卒園のおまんじゅうは、どこにやってしまったのか、

ひなちゃんは、パパにも、ママにも、しゃべろうとしませんでした。

でも、ひなちゃんのパパも、ママも、何があったのか、なんとなく知っているんです。

なぜってね、ふゆちゃんのママが、こんなことを教えてくれたから。

ふゆちゃんのおうちにかざられた、ふゆちゃんの写真がありました。

写真の前には、幼稚園の先生が下さった、ふゆちゃんのための、卒園のおまんじゅうがお供えしてあったんです。
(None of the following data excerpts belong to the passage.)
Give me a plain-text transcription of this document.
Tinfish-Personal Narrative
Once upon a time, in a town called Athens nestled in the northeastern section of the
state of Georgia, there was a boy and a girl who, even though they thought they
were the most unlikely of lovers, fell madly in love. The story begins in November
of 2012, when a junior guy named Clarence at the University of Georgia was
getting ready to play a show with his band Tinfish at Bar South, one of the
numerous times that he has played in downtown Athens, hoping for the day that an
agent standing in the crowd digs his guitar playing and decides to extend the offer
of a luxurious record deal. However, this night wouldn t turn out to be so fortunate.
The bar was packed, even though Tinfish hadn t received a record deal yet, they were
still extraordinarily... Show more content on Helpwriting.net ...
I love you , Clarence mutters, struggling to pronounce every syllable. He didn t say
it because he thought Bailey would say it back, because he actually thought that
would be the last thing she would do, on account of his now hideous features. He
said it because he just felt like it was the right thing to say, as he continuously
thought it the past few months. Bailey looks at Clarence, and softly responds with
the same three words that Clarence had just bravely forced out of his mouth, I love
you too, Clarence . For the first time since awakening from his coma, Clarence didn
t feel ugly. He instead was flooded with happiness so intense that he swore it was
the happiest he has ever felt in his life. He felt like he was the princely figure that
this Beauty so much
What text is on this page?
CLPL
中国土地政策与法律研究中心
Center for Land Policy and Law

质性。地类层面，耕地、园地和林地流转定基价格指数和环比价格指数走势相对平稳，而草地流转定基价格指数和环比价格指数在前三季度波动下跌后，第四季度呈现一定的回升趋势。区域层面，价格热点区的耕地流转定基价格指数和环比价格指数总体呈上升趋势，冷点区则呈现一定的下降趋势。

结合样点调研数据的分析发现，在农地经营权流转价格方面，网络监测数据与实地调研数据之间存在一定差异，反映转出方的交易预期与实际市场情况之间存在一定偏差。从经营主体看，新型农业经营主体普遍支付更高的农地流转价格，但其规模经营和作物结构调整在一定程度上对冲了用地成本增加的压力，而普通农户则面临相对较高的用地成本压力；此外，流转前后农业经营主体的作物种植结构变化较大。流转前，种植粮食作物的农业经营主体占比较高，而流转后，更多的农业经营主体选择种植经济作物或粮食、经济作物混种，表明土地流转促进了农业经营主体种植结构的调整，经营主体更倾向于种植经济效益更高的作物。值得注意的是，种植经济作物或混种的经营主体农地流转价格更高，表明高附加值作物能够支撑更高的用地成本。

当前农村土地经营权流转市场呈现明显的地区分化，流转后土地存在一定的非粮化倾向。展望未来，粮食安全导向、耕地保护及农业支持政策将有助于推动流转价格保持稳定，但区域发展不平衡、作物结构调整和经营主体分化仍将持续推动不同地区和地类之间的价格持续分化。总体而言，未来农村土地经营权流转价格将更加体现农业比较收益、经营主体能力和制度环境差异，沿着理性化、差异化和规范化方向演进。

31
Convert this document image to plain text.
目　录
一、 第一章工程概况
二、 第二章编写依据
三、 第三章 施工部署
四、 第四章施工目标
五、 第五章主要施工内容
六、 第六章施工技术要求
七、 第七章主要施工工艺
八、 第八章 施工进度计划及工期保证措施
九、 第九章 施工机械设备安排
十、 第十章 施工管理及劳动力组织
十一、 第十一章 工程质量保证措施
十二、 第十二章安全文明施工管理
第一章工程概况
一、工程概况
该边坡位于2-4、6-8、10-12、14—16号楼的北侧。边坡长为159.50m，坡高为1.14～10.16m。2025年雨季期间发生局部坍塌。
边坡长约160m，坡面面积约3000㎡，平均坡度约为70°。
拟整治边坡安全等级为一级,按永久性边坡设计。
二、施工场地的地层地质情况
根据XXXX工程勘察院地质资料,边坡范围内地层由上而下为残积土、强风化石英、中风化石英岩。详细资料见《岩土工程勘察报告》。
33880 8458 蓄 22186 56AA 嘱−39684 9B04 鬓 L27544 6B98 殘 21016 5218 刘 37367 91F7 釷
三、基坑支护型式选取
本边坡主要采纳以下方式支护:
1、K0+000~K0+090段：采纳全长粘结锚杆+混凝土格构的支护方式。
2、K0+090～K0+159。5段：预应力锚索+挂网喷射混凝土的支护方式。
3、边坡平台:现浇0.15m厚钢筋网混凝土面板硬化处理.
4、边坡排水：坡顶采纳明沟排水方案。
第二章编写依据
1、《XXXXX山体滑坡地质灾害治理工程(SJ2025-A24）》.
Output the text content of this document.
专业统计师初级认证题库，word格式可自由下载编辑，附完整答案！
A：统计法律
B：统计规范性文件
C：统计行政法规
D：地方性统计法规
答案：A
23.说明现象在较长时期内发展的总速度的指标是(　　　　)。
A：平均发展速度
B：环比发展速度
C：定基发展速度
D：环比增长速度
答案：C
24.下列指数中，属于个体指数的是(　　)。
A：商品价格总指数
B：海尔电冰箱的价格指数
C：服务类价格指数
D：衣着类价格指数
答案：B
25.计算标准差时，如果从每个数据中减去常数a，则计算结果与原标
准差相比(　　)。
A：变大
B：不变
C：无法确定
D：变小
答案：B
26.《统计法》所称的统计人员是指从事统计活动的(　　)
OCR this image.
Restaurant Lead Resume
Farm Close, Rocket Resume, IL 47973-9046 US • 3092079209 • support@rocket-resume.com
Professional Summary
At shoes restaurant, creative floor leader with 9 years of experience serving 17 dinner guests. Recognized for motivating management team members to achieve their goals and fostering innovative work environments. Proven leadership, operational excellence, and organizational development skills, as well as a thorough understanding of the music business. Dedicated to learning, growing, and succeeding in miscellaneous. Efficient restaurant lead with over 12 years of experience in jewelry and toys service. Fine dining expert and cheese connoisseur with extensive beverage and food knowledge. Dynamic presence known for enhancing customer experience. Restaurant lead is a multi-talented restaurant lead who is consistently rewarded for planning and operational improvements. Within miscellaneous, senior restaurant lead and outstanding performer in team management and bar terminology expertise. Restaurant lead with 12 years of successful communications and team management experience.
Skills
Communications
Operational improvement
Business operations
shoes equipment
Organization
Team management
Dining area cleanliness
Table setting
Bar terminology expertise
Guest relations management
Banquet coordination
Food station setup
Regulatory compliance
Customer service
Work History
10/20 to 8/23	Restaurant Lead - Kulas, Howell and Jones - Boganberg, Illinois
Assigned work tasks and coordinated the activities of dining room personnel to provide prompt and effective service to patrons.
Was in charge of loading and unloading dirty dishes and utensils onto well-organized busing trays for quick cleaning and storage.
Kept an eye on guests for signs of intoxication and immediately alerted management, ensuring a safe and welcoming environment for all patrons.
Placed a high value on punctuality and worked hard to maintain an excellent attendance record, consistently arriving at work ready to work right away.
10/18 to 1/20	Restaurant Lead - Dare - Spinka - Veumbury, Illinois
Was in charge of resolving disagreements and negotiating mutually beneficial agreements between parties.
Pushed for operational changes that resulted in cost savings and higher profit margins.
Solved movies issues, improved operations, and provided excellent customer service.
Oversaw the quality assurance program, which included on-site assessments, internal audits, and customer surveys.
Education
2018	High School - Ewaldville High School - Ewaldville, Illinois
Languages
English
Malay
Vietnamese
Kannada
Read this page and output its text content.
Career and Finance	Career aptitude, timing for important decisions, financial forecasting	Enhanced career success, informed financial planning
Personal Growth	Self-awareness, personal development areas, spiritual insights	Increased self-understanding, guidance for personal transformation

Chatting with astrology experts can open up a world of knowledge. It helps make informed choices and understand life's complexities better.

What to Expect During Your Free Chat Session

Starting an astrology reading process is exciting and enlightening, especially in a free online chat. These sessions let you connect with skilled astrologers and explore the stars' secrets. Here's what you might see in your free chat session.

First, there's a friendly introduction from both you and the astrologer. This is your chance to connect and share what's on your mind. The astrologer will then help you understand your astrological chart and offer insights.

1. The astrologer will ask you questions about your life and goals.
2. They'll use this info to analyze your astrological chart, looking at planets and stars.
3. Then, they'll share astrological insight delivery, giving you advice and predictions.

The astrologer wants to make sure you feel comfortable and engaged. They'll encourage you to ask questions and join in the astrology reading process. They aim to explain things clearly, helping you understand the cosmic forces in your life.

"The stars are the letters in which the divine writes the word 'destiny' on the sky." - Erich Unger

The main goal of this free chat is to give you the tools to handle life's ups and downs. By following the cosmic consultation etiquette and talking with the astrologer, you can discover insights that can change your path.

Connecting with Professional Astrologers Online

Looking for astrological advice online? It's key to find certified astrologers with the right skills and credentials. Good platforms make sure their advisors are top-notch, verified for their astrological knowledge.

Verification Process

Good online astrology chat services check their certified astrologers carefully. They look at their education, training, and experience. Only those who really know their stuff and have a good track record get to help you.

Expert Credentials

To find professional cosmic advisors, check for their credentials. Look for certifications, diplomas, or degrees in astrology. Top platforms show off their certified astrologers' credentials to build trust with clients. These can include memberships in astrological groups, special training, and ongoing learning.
ある日、ふゆちゃんのママが、そのおまんじゅうを見てみたら、

小さな歯型が、ふたつのおまんじゅうに、一つずつ、きれいについていたんだって。

「きっと、ふゆかとひなちゃんが、仲良く一緒に食べたんだと思う」って、

ふゆちゃんのママは教えてくれました。

    

ひなちゃんは今日も元気です。

なぜって、いつだって、そばに、天使さまになった、ふゆちゃんがいてくれるから。

悲しいときも辛いときも、ふゆちゃんのことを考えれば、

元気、元気がわいてきます。

だから、ひなちゃんは、いつだって、にこにこ笑顔で暮らしています。

それは、あの日、天使になったふゆちゃんと、一緒におまんじゅうを食べたからなんですよ。